It doesn’t take much to make me happy — just give me free CRM software.
I got an email from FreeCRM today. Free means that it costs nothing (but if you want the really good bits you have to pay $US14.95 per month per user!).
CRM means customer relationship management or, in plain English, a database of customer details, records and contacts that does cool stuff such as remind you to call people back, or report on what your sales pipeline looks like.
It’s great for doing things such as sending out personalised emails to every sales manager you know that barracks for Collingwood but hasn’t been “boned”.
FreeCRM, as its name implies, provides a free CRM system on the internet. I think that a free CRM system is a pretty cool thing because my friend the business broker says lack of customer records is one of the main reasons a business might be unsellable (and no, the debtors ledger doesn’t count as customer records).

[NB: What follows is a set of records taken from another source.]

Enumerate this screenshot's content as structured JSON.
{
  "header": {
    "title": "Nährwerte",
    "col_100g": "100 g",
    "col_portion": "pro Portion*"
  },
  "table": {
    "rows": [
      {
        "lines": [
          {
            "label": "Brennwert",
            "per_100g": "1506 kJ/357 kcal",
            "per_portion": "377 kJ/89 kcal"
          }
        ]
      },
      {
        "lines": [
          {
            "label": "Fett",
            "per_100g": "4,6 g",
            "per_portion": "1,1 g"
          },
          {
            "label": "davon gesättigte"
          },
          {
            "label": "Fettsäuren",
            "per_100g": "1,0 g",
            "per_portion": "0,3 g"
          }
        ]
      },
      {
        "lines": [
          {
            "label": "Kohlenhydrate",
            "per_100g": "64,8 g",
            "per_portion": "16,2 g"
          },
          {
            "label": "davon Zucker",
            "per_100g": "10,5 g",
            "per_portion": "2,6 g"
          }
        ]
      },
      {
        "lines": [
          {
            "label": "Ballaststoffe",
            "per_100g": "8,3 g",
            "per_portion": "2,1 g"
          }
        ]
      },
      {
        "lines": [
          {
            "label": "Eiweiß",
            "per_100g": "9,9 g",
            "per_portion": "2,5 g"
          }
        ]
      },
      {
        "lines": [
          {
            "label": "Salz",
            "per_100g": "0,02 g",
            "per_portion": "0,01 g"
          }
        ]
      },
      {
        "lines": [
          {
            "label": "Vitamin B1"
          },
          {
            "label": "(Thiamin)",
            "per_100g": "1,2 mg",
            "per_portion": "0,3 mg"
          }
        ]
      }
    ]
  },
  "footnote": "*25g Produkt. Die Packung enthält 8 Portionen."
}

Anyway, in today’s email said: “FreeCRM.com has had 99.99% uptime in 2005, and will give you a rebate if we do not hit at least 99.9% uptime.”
Marketers for the IT industry decided that uptime was a fancy way of saying “it’s working”‘ — the converse of downtime, which means “it’s broken or I turned it off”.
So I wondered what the difference might be between 99%, 99.9% and 99.99% in practical terms. As the Americans say: I did the math. Using trusty Excel, I worked out there are about 31.5 million seconds in a year (31,536,000 in a usual 365-day non-leap year). Uptime of 99% implies downtime of 1%, or 87.6 hours per year — a bit over two weeks. Unacceptable. Uptime of 99.9% means 8.76 hours of downtime — a third of one day a year isn’t too bad. Crank that uptime up to 99.99% and it means just 52.56 minutes of downtime — less than a lunchbreak — in a whole year. Yahoo!
I must say I was quite astonished to think that the difference between 99% and 99.99% is effectively two weeks of work time. So I am pretty happy with FreeCRM’s performance. Mind you, a rebate of zero dollars is still zero dollars.